7. TERMINATION OF RENEWAL OPTION ON SUBLEASE OR ASSIGNMENT BY TENANT. In the
event Landlord consents to a SUBLEASE OR ASSIGNMENT, as defined in the Lease,
the Renewal Option shall automatically terminate unless otherwise agreed in
writing by Landlord, EXCEPT THAT, THIS RENEWAL OPTION SHALL NOT TERMINATE SO
LONG AS TENANT CONTINUES TO OCCUPY MORE THAN FIFTY PERCENT (50%) OF THE
PREMISES.
1
ADDENDUM NUMBER TWO
FIRST RIGHT OF OFFER
Provided Tenant is not in default hereunder, during the Term, Tenant shall have
the first right of offer (the "First Right of Offer") on available space in the
Building (the "Expansion Space"). Landlord shall provide to Tenant written
notice of such Expansion Space as it becomes available outlining the square
footage and market terms and conditions in similar quality flex buildings in the
Research Triangle Park area. Tenant may exercise the First Right of Offer only
by delivering to Landlord, within ten (10) business days after receipt of
Landlord's notice, a written notice of Tenant's election to exercise the First
Right of Offer. In the event Tenant does not respond to Landlord's notice within
the said ten (10) day period, then Landlord may pursue other interested tenants.
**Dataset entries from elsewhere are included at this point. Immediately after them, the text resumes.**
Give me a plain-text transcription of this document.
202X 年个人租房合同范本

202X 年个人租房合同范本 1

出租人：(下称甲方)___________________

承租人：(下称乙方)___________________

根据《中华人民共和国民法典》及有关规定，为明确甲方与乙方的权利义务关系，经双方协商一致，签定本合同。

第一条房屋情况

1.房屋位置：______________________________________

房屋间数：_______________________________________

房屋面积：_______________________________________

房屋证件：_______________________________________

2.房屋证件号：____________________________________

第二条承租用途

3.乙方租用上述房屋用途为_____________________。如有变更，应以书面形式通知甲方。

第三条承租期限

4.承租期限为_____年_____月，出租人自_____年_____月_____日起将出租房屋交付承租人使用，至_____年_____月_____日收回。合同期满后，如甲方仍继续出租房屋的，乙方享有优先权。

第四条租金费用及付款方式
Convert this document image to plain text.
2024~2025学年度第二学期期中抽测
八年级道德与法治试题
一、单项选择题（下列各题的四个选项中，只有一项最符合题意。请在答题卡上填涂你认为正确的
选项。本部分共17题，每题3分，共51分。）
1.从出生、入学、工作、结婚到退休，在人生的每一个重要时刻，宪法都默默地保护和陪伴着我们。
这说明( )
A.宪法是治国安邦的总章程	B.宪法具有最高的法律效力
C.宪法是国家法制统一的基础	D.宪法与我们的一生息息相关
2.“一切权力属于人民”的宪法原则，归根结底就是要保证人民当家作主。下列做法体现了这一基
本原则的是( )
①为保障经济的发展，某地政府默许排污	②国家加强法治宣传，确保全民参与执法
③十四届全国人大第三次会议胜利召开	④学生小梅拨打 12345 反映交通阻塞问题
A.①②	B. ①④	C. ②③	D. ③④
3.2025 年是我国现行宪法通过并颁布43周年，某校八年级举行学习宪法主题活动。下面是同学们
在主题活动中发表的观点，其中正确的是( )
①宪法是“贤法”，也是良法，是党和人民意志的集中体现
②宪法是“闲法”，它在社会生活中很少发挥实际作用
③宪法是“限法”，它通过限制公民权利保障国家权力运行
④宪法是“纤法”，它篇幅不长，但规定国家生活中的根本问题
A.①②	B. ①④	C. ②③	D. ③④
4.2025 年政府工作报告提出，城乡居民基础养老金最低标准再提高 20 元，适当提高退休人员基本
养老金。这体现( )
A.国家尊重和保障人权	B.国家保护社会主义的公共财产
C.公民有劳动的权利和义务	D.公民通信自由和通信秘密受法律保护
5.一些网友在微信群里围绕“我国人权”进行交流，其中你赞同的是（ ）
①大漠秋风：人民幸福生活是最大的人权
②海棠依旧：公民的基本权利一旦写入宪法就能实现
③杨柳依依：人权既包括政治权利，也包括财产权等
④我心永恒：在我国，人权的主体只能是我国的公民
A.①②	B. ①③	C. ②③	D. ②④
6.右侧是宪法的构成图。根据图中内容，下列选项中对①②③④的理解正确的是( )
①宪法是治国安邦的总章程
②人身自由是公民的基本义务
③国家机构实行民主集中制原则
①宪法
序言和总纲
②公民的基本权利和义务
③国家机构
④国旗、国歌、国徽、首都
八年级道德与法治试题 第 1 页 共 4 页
However, if Tenant exercises its First Right of Offer, then Tenant and Landlord
shall commence good faith negotiations to lease the Expansion Space under the
following conditions: (i) the terms of said lease shall be at the then current
market terms and rates negotiated by Landlord and Tenant, however, if Landlord
and Tenant can not agree upon a rental rate, the rental rate shall be determined
by arbitration, (ii) this Lease shall be amended to incorporate the terms of
leasing the Expansion Space and the term of any lease for the Expansion Space
shall expire on the Termination Date; provided, however, if this Lease is not
amended to incorporate the terms of leasing the Expansion Space, then the lease
term for such Expansion Space shall expire on the Expiration Date; and (iii) if
Tenant exercises its First Right of Offer during the last year of the Term, then
this Lease FOR THE EXPANSION SPACE ONLY shall be amended to extend the Term for
a minimum of three (3) years.
1
ADDENDUM NUMBER THREE
OPTION TO CANCEL
Tenant shall have the right to cancel this Lease at any time between the
thirty-sixth (36th) month and the forty-eighth (48th) month of the initial lease
term by providing Landlord twelve (12) months prior written notice between the
twenty-fourth (24th) months and the thirty-sixth (36th) month of the initial
lease term if: (i) Tenant is not in default under this Lease; (ii) Tenant ceases
to operate in Wake or Durham counties; or (iii) if Tenant requires additional
space of a minimum of fifty percent (50%) of the Demised Premises and Landlord
is unable to deliver the additional space (either contiguous, within a close
proximity or new space for the original and expanded space requirement) in a
location mutually acceptable to Landlord and Tenant within twelve (12) months of
written notice from Tenant of the additional space requirement. If Tenant
exercises its right to cancel this Lease, then prior to the effective date of
any such cancellation, Tenant shall pay to Landlord, at the time the notice of
the intent to cancel the Lease is delivered, a cancellation fee in an amount
equal to the sum of three (3) months rent WHICH IS $192,203.10.